With greed, creative accounting and reckless lending the banks have got themselves into a big mess, and now THEY ALONE are dropping the rest of us into it. Don't look to the MPC and reduced interest rates to fix it. Even if the rate went to zero, I suspect the banks would just suck in the cheap credit, keep lending rates high and reducing only depositors' returns.
bob pounder, stevenage,
The genius of the City of London has always been to make money out of whatever financial turmoil is going on, in bad times as well as good.
Frank Upton, Solihull,
The problem is that after a decade of Mr Brown as the economic guru, there is not much business in the UK other that the financial sector earning revenues, and the fast expanding non-productive public sector squandering it like there was no tomorrow. Looks like 'tomorrow' is fast catching up with us.
Doug, Glasgow,
Warren Buffett in 2002 warned of the financial weapons of mass destruction and noted that mark-to-model could be looked on as mark-to-myth. The back room rocket scientists were supposed to be able to value these complex financial instruments. In reality these valuations were based on many parameters that are little more than educated guesses, especially in the case of mortgage backed assets which can last for 25 years. No one can accurately predict the situation six months ahead, let alone 25 years ahead. This all worked well before the Credit Crunch, as it allowed the financial institutions to grossly overvalue these assets. Now these institutions realise they can not quantify their positions, as they are sitting on billions of pounds worth of assets which can not be sold or even valued.
Keith, Ashford,
The UK has to wind down from £60bn MEW (Mortgage Equity Withdrawal), perhaps £50bn of finance revenue and a similar amount of credit card spending. This annual loss represents well over 10% of GDP and would put the UK into a severe recession, nay slump from which it may take a decade to stabilise. After that period I fear we would lose many of our talented people abroad. We could be left with an inefficient public sector and and cheap workshops for the more prosperous mainland Europe. How did people ignore the obvious for so long? Shame on Labour for leading our country to 10 years of waste.
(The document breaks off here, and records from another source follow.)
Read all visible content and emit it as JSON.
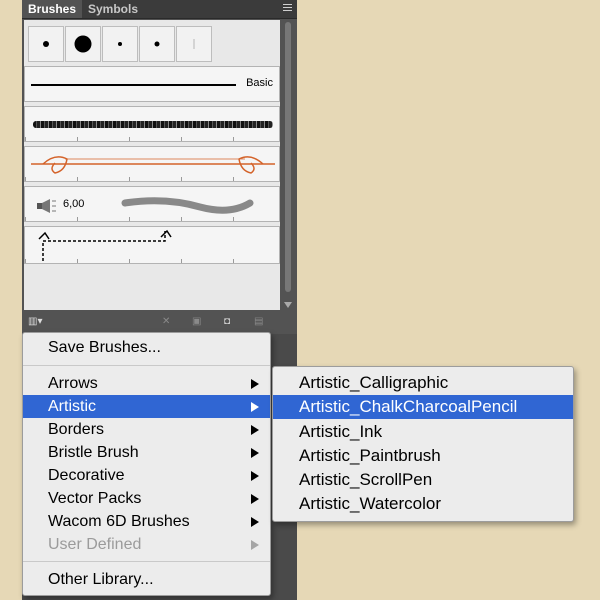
{
  "tabs": [
    "Brushes",
    "Symbols"
  ],
  "brushes": {
    "basic_label": "Basic",
    "size_value": "6,00"
  },
  "menu": {
    "items": [
      {
        "label": "Save Brushes...",
        "submenu": false
      },
      {
        "label": "Arrows",
        "submenu": true
      },
      {
        "label": "Artistic",
        "submenu": true,
        "highlighted": true
      },
      {
        "label": "Borders",
        "submenu": true
      },
      {
        "label": "Bristle Brush",
        "submenu": true
      },
      {
        "label": "Decorative",
        "submenu": true
      },
      {
        "label": "Vector Packs",
        "submenu": true
      },
      {
        "label": "Wacom 6D Brushes",
        "submenu": true
      },
      {
        "label": "User Defined",
        "submenu": true,
        "disabled": true
      },
      {
        "label": "Other Library...",
        "submenu": false
      }
    ]
  },
  "submenu": {
    "items": [
      {
        "label": "Artistic_Calligraphic"
      },
      {
        "label": "Artistic_ChalkCharcoalPencil",
        "highlighted": true
      },
      {
        "label": "Artistic_Ink"
      },
      {
        "label": "Artistic_Paintbrush"
      },
      {
        "label": "Artistic_ScrollPen"
      },
      {
        "label": "Artistic_Watercolor"
      }
    ]
  },
  "colors": {
    "highlight": "#3066d3",
    "background": "#e6d8b6",
    "panel": "#535353",
    "arrow_brush": "#d4632a"
  }
}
Steve Marchant, Torquay, Devon
Wow you mean Brown's Miracle economy was built on sand? What good old Gordon failed to give tax breaks for Manufacturers but gave them to Tesco and the City?
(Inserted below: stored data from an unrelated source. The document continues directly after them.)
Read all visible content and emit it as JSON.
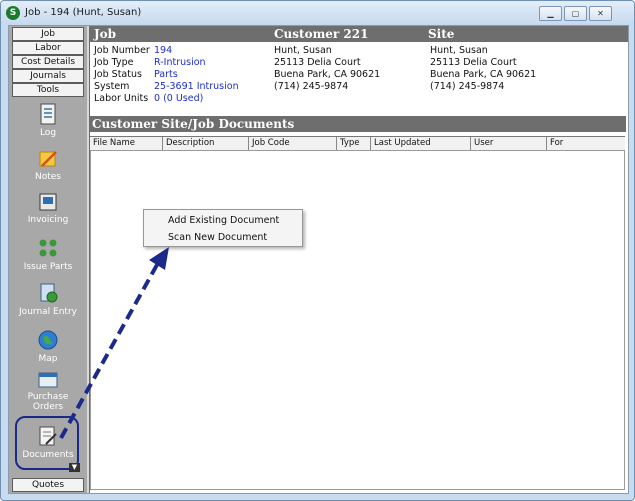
{
  "window": {
    "title": "Job - 194 (Hunt, Susan)"
  },
  "sidebar": {
    "tabs": [
      "Job",
      "Labor",
      "Cost Details",
      "Journals",
      "Tools"
    ],
    "items": [
      {
        "label": "Log",
        "icon": "log-icon"
      },
      {
        "label": "Notes",
        "icon": "notes-icon"
      },
      {
        "label": "Invoicing",
        "icon": "invoicing-icon"
      },
      {
        "label": "Issue Parts",
        "icon": "issue-parts-icon"
      },
      {
        "label": "Journal Entry",
        "icon": "journal-entry-icon"
      },
      {
        "label": "Map",
        "icon": "map-icon"
      },
      {
        "label": "Purchase Orders",
        "icon": "purchase-orders-icon"
      },
      {
        "label": "Documents",
        "icon": "documents-icon"
      }
    ],
    "bottom_tab": "Quotes"
  },
  "header": {
    "job": "Job",
    "customer": "Customer 221",
    "site": "Site"
  },
  "job_info": {
    "job_number_label": "Job Number",
    "job_number": "194",
    "job_type_label": "Job Type",
    "job_type": "R-Intrusion",
    "job_status_label": "Job Status",
    "job_status": "Parts",
    "system_label": "System",
    "system": "25-3691 Intrusion",
    "labor_units_label": "Labor Units",
    "labor_units": "0 (0 Used)"
  },
  "customer_info": {
    "name": "Hunt, Susan",
    "address": "25113 Delia Court",
    "city": "Buena Park, CA  90621",
    "phone": "(714) 245-9874"
  },
  "site_info": {
    "name": "Hunt, Susan",
    "address": "25113 Delia Court",
    "city": "Buena Park, CA  90621",
    "phone": "(714) 245-9874"
  },
  "documents": {
    "title": "Customer Site/Job Documents",
    "columns": [
      "File Name",
      "Description",
      "Job Code",
      "Type",
      "Last Updated",
      "User",
      "For"
    ]
  },
  "context_menu": {
    "items": [
      "Add Existing Document",
      "Scan New Document"
    ]
  },
  "colors": {
    "link_value": "#1f2fc7",
    "header_bg": "#6e6e6e",
    "sidebar_bg": "#a8a8a8",
    "arrow": "#1b2a8a"
  }
}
No more boom and bust. Now there will just be a massive crash, mind you I'll bet I can get someone to reduce their asking price but 50% next year when I decide to buy a home.
Andrew, Exeter, Devon
I used to have a car with roll-up windows and nothing ever went wrong. Now I have one with lines of code that make the windows do all sorts of things...sometimes without me going near it. Result: The windows go down by themselves and give everything a good soaking.
What's this got to do with the price of bananas? Answer: Increasing complexity.
Regardless of what individual governments may like to tell us, they really are not in control of global finance.
And Britain, precisely because it is in the middle of an experiment (New Labour Project) we are most exposed. Thatcher helped to eliminate a great deal of manufacturing industry without replacing it, and unfortunately our biggest industry now is the NHS, which funnily enough we run with mass immigration. There is a great amount of froth and less and less substance in UK plc.
New Labour can continue to hide this until the financial wind blows all of their idiotic beliefs away. New Labour's Britain will be simply blown away.
joe, Berwickshire, Scotland
The problem is the accounting practices that allow the "smart money" boys to hide their failures off their balance sheets!
How long would it take for an individual to go bankrupt if he could hide his gambling losses off budget?